Vos me disteis, ¡oh Dios!,
la inteligencia necesaria
para distinguir el bien del mal;
así, pues, desde el momento en que reconozco
que una cosa es mala, soy culpable,
porque no me esfuerzo en rechazarla.
Preservadme del orgullo,
que podría impedirme ver mis defectos
y de los malos Espíritus que podrían
excitarme a perseverar en ellos.
Entre mis imperfecciones,
reconozco que particularmente estoy inclinado
a ..... (decir el vicio que quieres dejar)
y si no resisto a esta tentación
es por la costumbre que tengo de ceder a ella.
Vos no me habéis creado culpable,
porque sois justo, sino con una aptitud
igual tanto para el bien
como para el mal.
Si sigo el mal camino,
es por efecto de mi libre albedrío.
Pero, por la misma razón
que tengo la libertad de hacer el mal,
tengo también la de hacer el bien;
por consiguiente, tengo que cambiar de camino.
Mis defectos actuales son un resto
de las imperfecciones que conservé
de mis precedentes existencias;
es mi pecado original,
del cual me puedo despojar por mi voluntad
y con la asistencia de los buenos Espíritus.

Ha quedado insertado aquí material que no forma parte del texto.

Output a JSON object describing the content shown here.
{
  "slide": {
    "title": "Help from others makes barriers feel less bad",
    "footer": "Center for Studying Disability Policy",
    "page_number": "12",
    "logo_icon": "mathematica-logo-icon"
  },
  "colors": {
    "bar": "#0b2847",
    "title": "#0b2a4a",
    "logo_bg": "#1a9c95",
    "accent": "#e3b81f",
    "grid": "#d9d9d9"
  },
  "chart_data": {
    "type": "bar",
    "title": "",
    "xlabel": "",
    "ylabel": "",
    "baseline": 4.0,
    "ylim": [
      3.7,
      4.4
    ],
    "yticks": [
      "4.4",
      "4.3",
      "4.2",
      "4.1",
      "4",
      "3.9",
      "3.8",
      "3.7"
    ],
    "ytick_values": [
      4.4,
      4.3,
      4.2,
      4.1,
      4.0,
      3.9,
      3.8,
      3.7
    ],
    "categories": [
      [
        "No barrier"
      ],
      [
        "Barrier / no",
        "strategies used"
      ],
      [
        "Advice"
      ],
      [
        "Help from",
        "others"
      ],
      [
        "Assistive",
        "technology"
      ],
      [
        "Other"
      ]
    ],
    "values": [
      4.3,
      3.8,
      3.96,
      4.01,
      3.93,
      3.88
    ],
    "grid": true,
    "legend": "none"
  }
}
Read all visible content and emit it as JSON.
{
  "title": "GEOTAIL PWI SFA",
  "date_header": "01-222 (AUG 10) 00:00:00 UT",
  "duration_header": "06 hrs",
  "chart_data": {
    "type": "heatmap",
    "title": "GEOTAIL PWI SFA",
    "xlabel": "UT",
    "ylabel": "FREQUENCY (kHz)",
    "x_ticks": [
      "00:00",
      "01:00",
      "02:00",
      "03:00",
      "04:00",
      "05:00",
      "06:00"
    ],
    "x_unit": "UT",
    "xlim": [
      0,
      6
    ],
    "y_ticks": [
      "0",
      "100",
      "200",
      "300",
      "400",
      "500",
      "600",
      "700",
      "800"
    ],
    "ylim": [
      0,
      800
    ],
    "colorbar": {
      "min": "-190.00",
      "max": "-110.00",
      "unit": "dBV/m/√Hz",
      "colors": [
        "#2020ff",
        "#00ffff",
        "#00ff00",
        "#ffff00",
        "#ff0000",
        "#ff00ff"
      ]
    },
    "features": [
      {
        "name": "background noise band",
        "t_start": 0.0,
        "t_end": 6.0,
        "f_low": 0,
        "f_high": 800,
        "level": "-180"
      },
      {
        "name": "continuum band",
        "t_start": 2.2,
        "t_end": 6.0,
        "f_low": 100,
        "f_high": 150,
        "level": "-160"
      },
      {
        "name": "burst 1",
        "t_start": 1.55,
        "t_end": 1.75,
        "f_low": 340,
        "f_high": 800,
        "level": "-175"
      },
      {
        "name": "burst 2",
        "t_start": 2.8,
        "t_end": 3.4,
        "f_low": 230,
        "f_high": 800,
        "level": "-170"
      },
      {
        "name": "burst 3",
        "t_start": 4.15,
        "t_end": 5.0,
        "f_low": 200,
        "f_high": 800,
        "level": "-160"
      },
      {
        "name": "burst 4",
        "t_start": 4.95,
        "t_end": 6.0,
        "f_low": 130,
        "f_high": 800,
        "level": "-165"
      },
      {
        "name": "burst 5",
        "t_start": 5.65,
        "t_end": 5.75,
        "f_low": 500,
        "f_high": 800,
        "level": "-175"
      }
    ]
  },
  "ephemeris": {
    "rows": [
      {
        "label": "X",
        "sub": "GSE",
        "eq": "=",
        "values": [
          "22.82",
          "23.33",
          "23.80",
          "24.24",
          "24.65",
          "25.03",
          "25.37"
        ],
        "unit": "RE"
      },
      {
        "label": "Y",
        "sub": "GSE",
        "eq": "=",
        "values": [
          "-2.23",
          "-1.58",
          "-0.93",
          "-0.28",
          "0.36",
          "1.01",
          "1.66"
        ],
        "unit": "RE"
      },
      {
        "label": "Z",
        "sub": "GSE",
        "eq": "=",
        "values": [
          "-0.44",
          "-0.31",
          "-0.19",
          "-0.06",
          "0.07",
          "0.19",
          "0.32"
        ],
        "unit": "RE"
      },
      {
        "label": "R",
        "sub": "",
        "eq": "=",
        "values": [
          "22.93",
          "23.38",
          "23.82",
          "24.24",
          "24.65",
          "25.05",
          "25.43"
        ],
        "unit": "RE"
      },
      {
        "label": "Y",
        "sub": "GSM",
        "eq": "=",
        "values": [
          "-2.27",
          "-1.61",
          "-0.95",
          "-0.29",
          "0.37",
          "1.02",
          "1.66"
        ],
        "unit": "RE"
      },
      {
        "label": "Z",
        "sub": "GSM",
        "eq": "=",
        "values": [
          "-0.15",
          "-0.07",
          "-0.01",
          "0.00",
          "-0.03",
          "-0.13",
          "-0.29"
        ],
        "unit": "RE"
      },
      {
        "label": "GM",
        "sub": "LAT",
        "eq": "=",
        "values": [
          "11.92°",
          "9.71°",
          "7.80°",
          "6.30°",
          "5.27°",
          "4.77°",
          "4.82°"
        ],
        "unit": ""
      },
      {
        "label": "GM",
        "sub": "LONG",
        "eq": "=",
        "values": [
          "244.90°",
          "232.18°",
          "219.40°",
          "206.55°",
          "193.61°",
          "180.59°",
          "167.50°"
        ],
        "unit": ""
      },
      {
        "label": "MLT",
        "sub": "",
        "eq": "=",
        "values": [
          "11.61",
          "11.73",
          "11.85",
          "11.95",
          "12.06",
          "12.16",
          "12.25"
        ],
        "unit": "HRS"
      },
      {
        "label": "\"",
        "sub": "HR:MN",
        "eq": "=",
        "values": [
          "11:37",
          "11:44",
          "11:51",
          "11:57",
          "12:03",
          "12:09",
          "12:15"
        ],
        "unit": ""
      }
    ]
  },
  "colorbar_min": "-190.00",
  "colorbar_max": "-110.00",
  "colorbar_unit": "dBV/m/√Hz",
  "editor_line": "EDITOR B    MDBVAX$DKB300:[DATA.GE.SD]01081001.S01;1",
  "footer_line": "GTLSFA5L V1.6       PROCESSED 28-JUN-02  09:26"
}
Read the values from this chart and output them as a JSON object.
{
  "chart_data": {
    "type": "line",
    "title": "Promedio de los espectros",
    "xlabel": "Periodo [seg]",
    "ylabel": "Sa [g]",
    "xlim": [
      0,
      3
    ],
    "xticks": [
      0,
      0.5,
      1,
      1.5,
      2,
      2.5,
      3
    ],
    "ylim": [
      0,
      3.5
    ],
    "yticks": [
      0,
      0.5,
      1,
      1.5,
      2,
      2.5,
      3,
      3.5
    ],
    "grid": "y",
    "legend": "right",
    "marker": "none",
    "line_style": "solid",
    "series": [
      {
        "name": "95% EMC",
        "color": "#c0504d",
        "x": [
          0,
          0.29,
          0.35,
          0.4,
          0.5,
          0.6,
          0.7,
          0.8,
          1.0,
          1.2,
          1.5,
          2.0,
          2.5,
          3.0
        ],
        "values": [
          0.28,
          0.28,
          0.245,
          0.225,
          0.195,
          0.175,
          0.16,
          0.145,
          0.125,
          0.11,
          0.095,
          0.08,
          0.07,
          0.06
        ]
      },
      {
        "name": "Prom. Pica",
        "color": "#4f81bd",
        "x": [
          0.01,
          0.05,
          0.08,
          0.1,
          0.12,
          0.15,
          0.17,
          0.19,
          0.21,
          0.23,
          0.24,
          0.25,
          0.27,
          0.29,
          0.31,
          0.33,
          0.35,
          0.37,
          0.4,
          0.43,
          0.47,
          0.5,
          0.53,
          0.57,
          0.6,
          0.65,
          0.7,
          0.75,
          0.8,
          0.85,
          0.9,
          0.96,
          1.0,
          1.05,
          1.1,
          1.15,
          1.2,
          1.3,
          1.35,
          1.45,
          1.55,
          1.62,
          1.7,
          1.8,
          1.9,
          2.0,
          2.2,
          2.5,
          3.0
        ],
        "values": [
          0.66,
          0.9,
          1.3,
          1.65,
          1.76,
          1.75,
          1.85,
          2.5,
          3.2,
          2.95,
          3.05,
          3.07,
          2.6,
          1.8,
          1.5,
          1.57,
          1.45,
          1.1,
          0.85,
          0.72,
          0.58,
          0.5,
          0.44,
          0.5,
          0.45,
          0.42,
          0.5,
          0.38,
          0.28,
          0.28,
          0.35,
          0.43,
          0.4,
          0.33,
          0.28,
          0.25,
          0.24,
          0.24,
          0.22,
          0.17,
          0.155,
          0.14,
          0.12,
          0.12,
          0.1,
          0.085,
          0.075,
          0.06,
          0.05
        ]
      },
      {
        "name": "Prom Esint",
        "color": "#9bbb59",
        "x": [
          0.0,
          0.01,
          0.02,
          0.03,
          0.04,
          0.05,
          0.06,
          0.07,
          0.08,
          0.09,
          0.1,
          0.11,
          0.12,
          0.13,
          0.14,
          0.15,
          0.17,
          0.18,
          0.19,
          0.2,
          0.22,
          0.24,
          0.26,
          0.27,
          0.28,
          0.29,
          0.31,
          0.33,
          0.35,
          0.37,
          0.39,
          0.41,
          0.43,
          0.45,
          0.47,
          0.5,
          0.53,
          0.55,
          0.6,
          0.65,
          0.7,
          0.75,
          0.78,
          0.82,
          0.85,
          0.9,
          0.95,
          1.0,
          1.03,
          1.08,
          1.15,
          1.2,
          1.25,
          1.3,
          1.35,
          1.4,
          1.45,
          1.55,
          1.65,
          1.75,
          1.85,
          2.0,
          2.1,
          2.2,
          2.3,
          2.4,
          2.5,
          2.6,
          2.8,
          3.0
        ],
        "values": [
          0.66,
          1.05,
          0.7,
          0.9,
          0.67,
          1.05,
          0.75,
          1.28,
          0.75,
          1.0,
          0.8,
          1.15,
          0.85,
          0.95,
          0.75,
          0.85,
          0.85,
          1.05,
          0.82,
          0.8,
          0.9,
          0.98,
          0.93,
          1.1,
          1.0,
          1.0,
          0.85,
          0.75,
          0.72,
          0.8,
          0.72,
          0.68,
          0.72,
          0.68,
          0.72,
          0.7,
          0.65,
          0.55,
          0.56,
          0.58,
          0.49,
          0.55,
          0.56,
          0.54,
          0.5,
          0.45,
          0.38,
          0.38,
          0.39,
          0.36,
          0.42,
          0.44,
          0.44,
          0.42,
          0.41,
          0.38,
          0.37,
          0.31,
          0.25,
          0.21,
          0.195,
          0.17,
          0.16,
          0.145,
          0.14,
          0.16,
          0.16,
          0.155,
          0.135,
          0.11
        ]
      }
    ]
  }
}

Buenos Espíritus que me protegéis,
y sobre todo vos, mi ángel guardián,
dadme fuerzas para resistir
a las malas sugestiones y salir victorioso de la lucha.
Los defectos son barreras
que nos separan de Dios
y cada defecto superado será un paso dado
en la senda del progreso, que debe acercarme a Él.
El Señor, en su infinita misericordia
tuvo a bien concederme la existencia actual,
para que sirva a mi adelantamiento;
buenos Espíritus, ayudadme a aprovecharla,
con el fin de que no sea una existencia perdida para mí
y para que cuando Dios quiera retirármela,
salga mejor que cuando entré a ella.